Travel Money Guide - How much to tip

It’s no secret that Brits find tipping to be a minefield. It’s a custom we’ve imported from the USA, but we don’t apply it as widely as they do there. Do you tip cab drivers? What about in your local pub? The confusion only grows when we try tipping when overseas, as we don’t want to waste our carefully budgeted travel money. Where should you tip and where not? How much is appropriate to tip and when?

Confused about how to tip?

We recently surveyed people across the UK to find out the nation’s tipping behaviour. The one thing we know for sure, is that Brits don’t know for certain how much to tip! Only 19% of us are confident we know how much to tip, when on holiday overseas.

Which countries to tip in

Before you travel and plan how much holiday money you need, it’s a good idea to find out if tipping is common practise where you’re going, especially as in some countries a tip can actually be offensive. Take Japan for example – the Japanese have a strong culture of service, and people pride themselves on doing their job well for the salary they are paid. There’s no expectation of reward, so giving a tip is considered rude.

On the other end of the scale is America where leaving a tip, or a ‘gratuity’, is almost non-negotiable, regardless of the level of service. Tipping is especially important in bars, restaurants and hotels, where it is a substantial part of the employees’ livelihood because wages are low. Employees in the States can earn up to three quarters of their pay through tips, so for every drink you buy in America, plan to pay an extra dollar of your travel money in gratuity, whether or not you think it’s deserved.

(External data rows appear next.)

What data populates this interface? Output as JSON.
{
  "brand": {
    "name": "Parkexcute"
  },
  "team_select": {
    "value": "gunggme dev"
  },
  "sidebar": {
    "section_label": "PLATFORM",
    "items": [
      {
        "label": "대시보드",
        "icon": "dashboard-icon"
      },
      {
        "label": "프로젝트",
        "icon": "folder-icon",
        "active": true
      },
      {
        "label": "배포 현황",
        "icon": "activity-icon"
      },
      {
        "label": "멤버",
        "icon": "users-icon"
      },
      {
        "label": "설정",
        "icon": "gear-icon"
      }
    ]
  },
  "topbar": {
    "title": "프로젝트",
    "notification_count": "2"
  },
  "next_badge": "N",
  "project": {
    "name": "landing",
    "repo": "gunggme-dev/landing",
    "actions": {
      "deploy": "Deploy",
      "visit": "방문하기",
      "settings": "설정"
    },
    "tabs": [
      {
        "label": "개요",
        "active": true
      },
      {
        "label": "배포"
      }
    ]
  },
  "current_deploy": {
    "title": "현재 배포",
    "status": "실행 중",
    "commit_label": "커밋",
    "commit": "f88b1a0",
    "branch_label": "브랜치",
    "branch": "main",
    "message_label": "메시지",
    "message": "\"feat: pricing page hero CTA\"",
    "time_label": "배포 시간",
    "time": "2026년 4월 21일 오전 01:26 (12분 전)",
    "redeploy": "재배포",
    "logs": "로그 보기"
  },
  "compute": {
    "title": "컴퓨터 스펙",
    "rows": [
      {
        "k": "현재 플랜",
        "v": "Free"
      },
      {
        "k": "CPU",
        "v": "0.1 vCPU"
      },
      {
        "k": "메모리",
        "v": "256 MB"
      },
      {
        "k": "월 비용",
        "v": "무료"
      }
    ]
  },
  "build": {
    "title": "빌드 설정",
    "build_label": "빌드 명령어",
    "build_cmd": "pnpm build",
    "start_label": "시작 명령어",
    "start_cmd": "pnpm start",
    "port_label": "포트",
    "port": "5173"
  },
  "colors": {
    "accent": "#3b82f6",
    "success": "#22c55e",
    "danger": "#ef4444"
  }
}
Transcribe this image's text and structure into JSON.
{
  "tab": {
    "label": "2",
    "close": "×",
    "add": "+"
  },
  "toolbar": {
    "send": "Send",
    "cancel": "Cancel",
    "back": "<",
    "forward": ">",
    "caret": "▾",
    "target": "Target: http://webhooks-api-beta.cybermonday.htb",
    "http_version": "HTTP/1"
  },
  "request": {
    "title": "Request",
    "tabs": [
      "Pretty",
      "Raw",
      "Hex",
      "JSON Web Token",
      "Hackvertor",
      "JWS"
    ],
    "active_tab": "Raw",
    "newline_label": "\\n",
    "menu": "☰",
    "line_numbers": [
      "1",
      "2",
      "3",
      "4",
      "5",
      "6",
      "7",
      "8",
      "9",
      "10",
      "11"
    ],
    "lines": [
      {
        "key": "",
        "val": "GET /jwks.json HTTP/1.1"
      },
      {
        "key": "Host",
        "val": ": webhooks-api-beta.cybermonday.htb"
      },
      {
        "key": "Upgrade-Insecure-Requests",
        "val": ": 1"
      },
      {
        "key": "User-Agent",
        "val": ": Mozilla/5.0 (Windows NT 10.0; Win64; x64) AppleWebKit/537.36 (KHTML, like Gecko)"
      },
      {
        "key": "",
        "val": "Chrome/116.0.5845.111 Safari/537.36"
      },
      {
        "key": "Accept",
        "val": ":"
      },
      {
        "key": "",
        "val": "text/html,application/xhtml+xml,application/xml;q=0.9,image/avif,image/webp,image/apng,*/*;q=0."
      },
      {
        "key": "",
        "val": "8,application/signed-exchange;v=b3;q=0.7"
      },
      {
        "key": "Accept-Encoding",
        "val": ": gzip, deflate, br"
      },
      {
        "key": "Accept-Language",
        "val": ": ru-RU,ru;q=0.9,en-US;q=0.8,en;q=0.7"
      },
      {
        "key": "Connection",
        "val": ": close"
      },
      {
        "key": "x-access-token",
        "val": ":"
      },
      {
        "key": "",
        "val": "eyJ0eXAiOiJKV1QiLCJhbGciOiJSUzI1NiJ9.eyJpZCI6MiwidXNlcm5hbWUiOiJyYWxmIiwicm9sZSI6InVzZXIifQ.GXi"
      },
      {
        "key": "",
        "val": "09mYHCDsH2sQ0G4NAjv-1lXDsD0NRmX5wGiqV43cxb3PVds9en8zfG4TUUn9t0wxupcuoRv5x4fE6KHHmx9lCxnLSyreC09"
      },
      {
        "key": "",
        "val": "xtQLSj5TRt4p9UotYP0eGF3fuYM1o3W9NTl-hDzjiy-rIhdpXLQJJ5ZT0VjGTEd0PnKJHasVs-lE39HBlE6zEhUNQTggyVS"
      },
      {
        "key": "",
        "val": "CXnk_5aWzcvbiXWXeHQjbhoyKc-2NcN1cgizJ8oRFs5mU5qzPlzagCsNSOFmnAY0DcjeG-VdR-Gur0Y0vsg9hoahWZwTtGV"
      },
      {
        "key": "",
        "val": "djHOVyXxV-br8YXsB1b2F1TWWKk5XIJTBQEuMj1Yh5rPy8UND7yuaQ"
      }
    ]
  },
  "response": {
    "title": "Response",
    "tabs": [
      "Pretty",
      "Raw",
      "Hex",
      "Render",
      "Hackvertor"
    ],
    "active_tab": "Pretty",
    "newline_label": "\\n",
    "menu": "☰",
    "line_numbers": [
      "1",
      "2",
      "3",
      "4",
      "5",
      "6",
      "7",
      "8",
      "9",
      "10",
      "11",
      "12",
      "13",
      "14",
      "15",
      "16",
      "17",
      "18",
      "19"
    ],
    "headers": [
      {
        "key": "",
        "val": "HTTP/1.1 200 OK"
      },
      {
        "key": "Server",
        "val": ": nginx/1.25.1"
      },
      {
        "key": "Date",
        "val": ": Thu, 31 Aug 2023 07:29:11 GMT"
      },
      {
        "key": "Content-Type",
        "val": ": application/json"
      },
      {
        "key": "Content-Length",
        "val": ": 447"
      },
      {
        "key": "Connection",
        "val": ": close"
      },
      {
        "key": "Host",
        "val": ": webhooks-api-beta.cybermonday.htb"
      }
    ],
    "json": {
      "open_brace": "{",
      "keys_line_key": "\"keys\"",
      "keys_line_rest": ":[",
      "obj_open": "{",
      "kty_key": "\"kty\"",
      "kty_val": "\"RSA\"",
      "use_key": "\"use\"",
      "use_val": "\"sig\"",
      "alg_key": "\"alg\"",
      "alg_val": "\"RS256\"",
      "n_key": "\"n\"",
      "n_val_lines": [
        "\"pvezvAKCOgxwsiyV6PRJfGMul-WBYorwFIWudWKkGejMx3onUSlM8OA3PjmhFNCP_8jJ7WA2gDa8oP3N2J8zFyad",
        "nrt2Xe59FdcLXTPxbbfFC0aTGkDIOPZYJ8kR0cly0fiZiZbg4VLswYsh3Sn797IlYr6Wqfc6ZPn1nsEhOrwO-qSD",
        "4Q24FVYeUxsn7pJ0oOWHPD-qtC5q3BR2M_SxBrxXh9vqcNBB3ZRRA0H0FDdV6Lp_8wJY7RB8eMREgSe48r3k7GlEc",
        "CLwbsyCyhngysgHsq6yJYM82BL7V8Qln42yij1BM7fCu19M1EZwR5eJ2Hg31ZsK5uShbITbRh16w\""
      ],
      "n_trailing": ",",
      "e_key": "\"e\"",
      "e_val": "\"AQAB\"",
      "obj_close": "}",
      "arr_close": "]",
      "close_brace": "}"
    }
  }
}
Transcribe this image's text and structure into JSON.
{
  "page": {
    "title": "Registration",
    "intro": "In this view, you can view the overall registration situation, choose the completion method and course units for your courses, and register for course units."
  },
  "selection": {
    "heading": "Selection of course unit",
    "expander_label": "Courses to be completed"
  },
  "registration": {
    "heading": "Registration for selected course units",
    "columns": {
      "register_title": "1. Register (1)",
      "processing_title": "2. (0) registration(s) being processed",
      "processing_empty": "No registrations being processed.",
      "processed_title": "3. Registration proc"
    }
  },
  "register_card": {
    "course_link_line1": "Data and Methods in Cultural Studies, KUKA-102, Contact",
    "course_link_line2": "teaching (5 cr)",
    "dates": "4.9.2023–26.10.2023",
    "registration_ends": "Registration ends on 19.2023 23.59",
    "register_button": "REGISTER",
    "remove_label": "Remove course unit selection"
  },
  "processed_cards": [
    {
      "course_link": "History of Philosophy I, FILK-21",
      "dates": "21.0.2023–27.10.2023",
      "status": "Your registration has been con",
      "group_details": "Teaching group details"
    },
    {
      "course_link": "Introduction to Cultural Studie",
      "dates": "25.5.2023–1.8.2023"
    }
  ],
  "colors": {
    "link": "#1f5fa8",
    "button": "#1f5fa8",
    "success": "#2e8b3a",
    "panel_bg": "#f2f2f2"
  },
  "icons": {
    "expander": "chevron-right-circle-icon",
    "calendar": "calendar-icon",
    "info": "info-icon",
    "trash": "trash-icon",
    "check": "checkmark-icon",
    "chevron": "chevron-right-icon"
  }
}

To tip or not to tip gets even more mind boggling in places where it may not be customary, but it is appreciated. We’ve put together this table as a starting point to check if you should tip or not:

Countries you should tip in
Do Don’t Tipping not customary,
but appreciated
Czech Republic Fiji Australia
Egypt Hong Kong Belgium
France Iceland Brazil
Germany Japan China
Greece Singapore Denmark
Hungary   Estonia
India   Finland
Italy   French Polynesia
Morocco   Korea
Poland   Myanmar
Portugal   New Zealand
Russia   Norway
Spain   Switzerland


How much should you tip

Even if you know that you should be tipping, it can still be confusing to know how much. 6% of Brits tip more than 20% of their bill for most services, but the amount you should tip varies from country to country and the type of service you’re receiving. From your tour guide, to your porter, cab driver, housekeeping, or bartender, each may need to be tipped differently. We’ve created this rough guide to make it easier to figure out who to tip, and how much.


Tipping guide
Country Bars Dining Taxis Hotel Staff Tours
Czech Republic No tip 10-15% Round up 25 CZK p/day 200-400 CZK p/day
Egypt 10% 10-15% No tip 3-10 LE p/day 50 LE p/day
France No tip No tip 10% 1-2€ p/day 2-5€
Germany Round up Round up Round up 3-5€ p/day 10%
Greece No tip 5-10% No tip 1-2€ p/day 2-5€ p/day
Hungary No tip 10-15% 10% 200-500Ft 500Ft p/day
India No tip 5-10% No tip 20-50 R p/bag 100-300 R p/day
Italy No tip 10-15% No tip No tip 5 €
Morocco Round up 10-15% Round up 10-20 Dh p/day 5-10 Dh
Poland No tip 10-15% No tip No tip 10-15%
Portugal No tip 5-10% Round up 1-2€ p/day 5€ p/day
Russia No tip 10-15% Round up 30-120 R 300 R p/day
Spain No tip 10% Round up 2-5€ p/day No tip
Sweden Round up Round up Round up No tip No tip
Thailand No tip 10% Round up 20-50 Baht 300-600 Baht p/day
Turkey Round up 10% Round up 4-5 TL p/day 10-15 TL p/day
UAE No tip 15-20% Round up 5-30 Dirhams No tip
USA 15-20% 15-25% 10-15% 15-20% 15-20%

Holiday tipping checklist

There will always be tipping rules unique to where you’re visiting, and tipping etiquette is likely to vary in different regions and cities even within countries, so it’s best to do a little research about your travel destination before you set off on your journey. Here’s our checklist to help you get it right:

  • Factor in tips by adding an extra 10 to 20 per cent to your planned holiday budget.
  • Make sure you travel out with some local currency for taxi drivers, hotel porters and any other tips that may come up along the way.
  • Always check the bill to see if service is already included before adding a tip.
  • If the service charge is included on the bill, feel free to ask what happens to it. Often it doesn’t go into the waiter’s pocket, in which case you might want to hand over a little extra.
  • Never ask the person providing the service directly how much they should be tipped. They may tell you nothing out of culturally expected politeness, when in fact tipping is the norm. A hotel concierge can be a good guide to local tipping for non-hotel services.

How much do you tip?

Tipping will always come down to personal preferences and experience, despite what may be socially expected. Just make sure you’ve budgeted a little extra travel money for tips.